As fortune would have it Vita and Harold's grandson's second wife is Sarah Raven, a well known English garden designer and writer. She has written a wonderful new book Sissinghurst: Vita Sackville-West and the Creation of a Garden which is being released in America in November. There have been so many books written about Sissinghust I was ready to give this one a miss despite being a fan of Sarah Raven's writing but opened a copy in Sissinghurst's gift shop and was hooked. The book is a complete delight, wonderfully written and full of stunning photographs both old and new and is everything I think a gardening book should be.
Vita wrote a weekly gardening column for the Observer newspaper from her perch in Sissinghurst tower for 15 years between 1946 and 1961. Although nothing was overtly included about Sissinghurst in her columns, everything she wrote related to it and Sarah Raven's book quotes extensively from these articles. Vita's plant descriptions are fantastic, witty, affectionate, informative and funny. I really don't like Billbergia nutans, commonly called Queen’s Tears, but after reading her endearing description wanted to rush out and buy one: ‘It is more like a crazy jeweller’s dream than a flower, an immensely long earring in the most fantastic mixture of colours... with a 4-in-long dingle-dangle of green, blue, pink, and yellow, a thing to swing from the head-dress of a Balinese dancer or from the ear-lobes of a beauty in a Persian miniature.’
Vita entices her readers to plant her favorites and place them in her garden as she has in Sissinghurst - "May I put in a good word for dill?" Or of old roses: "They load the air with the true rose scent… Have I pleaded in vain?" Of Jasminum polyanthum: "I hope I have said enough to stir temptation." She advised: "Always exaggerate rather than stint." Why plant one lily when a 1000 would do, truly a woman after my own heart!
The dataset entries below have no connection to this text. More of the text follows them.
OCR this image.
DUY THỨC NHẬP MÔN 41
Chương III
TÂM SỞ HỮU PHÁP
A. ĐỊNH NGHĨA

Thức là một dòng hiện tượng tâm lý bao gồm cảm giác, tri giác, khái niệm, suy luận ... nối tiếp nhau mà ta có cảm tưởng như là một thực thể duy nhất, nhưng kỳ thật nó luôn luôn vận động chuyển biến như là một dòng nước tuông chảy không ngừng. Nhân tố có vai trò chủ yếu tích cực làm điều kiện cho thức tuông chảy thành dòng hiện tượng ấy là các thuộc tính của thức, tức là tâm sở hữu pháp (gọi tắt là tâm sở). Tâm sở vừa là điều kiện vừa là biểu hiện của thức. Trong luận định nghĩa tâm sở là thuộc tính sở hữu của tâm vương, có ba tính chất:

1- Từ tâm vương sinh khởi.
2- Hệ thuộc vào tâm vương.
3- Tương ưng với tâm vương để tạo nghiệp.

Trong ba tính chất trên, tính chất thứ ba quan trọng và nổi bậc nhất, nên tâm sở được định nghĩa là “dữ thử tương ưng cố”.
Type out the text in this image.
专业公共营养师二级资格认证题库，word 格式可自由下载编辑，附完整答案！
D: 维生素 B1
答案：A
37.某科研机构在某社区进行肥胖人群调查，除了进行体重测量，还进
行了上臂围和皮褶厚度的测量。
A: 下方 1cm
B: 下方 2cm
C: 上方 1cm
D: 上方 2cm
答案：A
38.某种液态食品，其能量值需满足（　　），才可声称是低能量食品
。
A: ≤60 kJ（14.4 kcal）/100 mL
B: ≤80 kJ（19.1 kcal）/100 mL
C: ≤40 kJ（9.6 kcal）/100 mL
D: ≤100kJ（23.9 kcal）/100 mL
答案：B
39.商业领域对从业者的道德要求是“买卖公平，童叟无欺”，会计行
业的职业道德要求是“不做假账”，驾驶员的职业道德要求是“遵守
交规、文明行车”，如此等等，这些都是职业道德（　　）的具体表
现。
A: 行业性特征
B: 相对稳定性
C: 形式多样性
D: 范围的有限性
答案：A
I now plan to grow Tweedia caerulea in a verdigris pot, Helleborus niger as a houseplant at Christmas, and to introduce the incense plant Humea elegans into my life. Many of Sissinghurst's plants are for sale in the garden shop, strategically placed by the entrance parking lot. It was very difficult to resist picking up the fabulous climbing rose 'Meg' that scrambled gloriously over the front entrance, even though I had no UK garden to plant it in.
Sissinghurst was an all consuming passion for Vita, she wrote in one letter to a reader "For the last 40 years of my life I have broken my back, my fingernails, and sometimes my heart, in the practical pursuit of my favourite occupation." For Harold it was a place where he could walk unobserved and quietly "read the Sunday papers while sipping China tea". Just before she died, Vita wrote to Harold "We have done our best and made a garden where none was". They would both be overjoyed that their garden still thrives and remains an incredible testimony to their joint artistic vision and collaboration.